Ponnuru has frequently appeared on a diverse array of television programs about public affairs, among them Meet the Press, Face the Nation, various C-SPAN programs, the PBS NewsHour, National Public Radio's All Things Considered, ABC News' This Week with George Stephanopoulos, ABC News. The Daily Show, and The Colbert Report.

He has also been a guest speaker on policy, politics, and constitutionalism at some leading college campuses in the United States, In 2013, he was a fellow at the University of Chicago's Institute of Politics.

In 2006, Ponnuru wrote The Party of Death: The Democrats, the Media, the Courts, and the Disregard for Human Life.
In the book, Ponnuru discusses right-to-life issues as abortion and euthanasia and argues that the United States Democratic Party shifted from anti-abortion to pro-abortion rights over time.

The National Review Online Editor at Large Jonah Goldberg, praised the book and wrote: "Ponnuru scrupulously sticks to nonreligious arguments, accessible to everyone. But that hasn't stopped critics from charging that his motives are unacceptably 'religious,' while others have complained Ponnuru is too coldly rational. Again it seems Ponnuru's real sin isn't how he says things, but that he says them at all."

Ponnuru also authored a book about Japanese industrial policy, published jointly by the American Enterprise Institute and Center for Policy Studies.

Ponnuru is a past contributor to Time and WashingtonPost.com. He has also written for The New York Times, The Washington Post, The Wall Street Journal, Financial Times, Newsday, New York Post, The Weekly Standard, Policy Review, The New Republic, and First Things,
an ecumenical and conservative religious journal.

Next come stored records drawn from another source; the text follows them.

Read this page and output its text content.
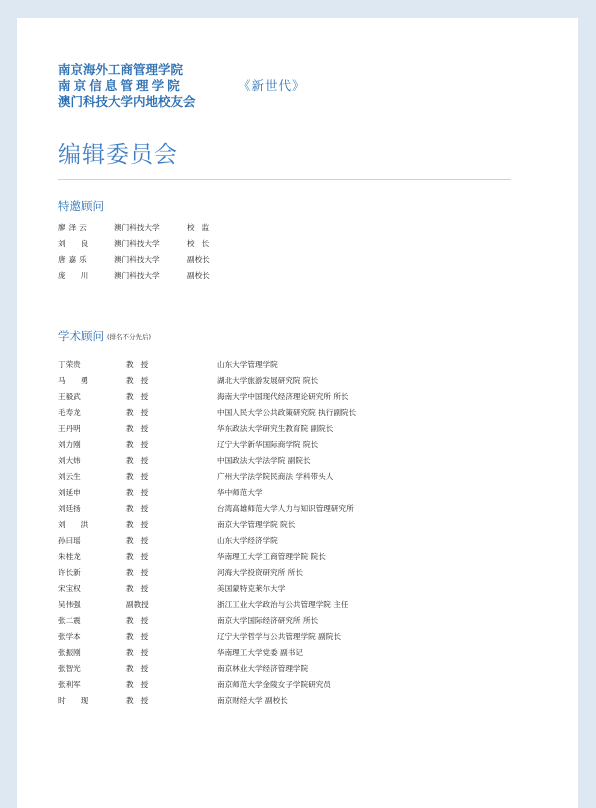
南京海外工商管理学院
南京信息管理学院	《新世代》
澳门科技大学内地校友会
编辑委员会
特邀顾问
廖泽云	澳门科技大学	校监
刘良 澳门科技大学	校长
唐嘉乐	澳门科技大学	副校长
庞川 澳门科技大学	副校长
学术顾问 (排名不分先后)
丁荣贵	教授	山东大学管理学院
马勇	教授	湖北大学旅游发展研究院 院长
王毅武	教授	海南大学中国现代经济理论研究所 所长
毛寿龙	教授	中国人民大学公共政策研究院 执行副院长
王丹明	教授	华东政法大学研究生教育院 副院长
刘力刚	教授	辽宁大学新华国际商学院 院长
刘大炜	教授	中国政法大学法学院 副院长
刘云生	教授	广州大学法学院民商法 学科带头人
刘延申	教授	华中师范大学
刘廷扬	教授	台湾高雄师范大学人力与知识管理研究所
刘洪	教授	南京大学管理学院 院长
孙曰瑶	教授	山东大学经济学院
朱桂龙	教授	华南理工大学工商管理学院 院长
许长新	教授	河海大学投资研究所 所长
宋宝权	教授	美国蒙特克莱尔大学
吴伟强	副教授	浙江工业大学政治与公共管理学院 主任
张二震	教授	南京大学国际经济研究所 所长
张学本	教授	辽宁大学哲学与公共管理学院 副院长
张振刚	教授	华南理工大学党委 副书记
张智光	教授	南京林业大学经济管理学院
张利军	教授	南京师范大学金陵女子学院研究员
时现	教授	南京财经大学 副校长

Ponnuru has spoken on conservative domestic policy and their political implications; he has regularly been a featured guest at expensive retreats for congressional Republicans.

===Reform conservative===
Ponnuru has been identified as a leader of the "reform conservative" movement, and was prominently featured in a 2014 New York Times Magazine cover story as one of the foremost conservative intellectuals who comprise it. The Times Sam Tanenhaus described Ponnuru as one of a small group of young conservative Republicans, who, each one, "was an intellectual prodigy in his 30s" who together had "become the leaders of a small band of reform conservatives, sometimes called reformicons, who believe the health of the G.O.P. hinges on jettisoning its age-old doctrine — orgiastic tax-cutting, the slashing of government programs, the championing of Wall Street — and using an altogether different vocabulary, backed by specific proposals, that will reconnect the party to middle-class and low-income voters."

In 2014, Ponnuru co-edited, with Yuval Levin, Room to Grow: Conservative Reforms for a Limited Government and a Thriving Middle Class, described as a reform conservative manifesto and policy agenda. Ponnuru also contributed the book's concluding chapter, on constitutionalism. The book received positive reviews; New York Times columnist David Brooks described it as a "policy-laden manifesto... which is the most coherent and compelling policy agenda the American right has produced this century."

== Books ==
- Ponnuru, Ramesh (2006). The Party of Death: The Democrats, the Media, the Courts, and the Disregard for Human Life. Regnery Publishing. ISBN 9781596980044. Description and contents, using up/down arrows.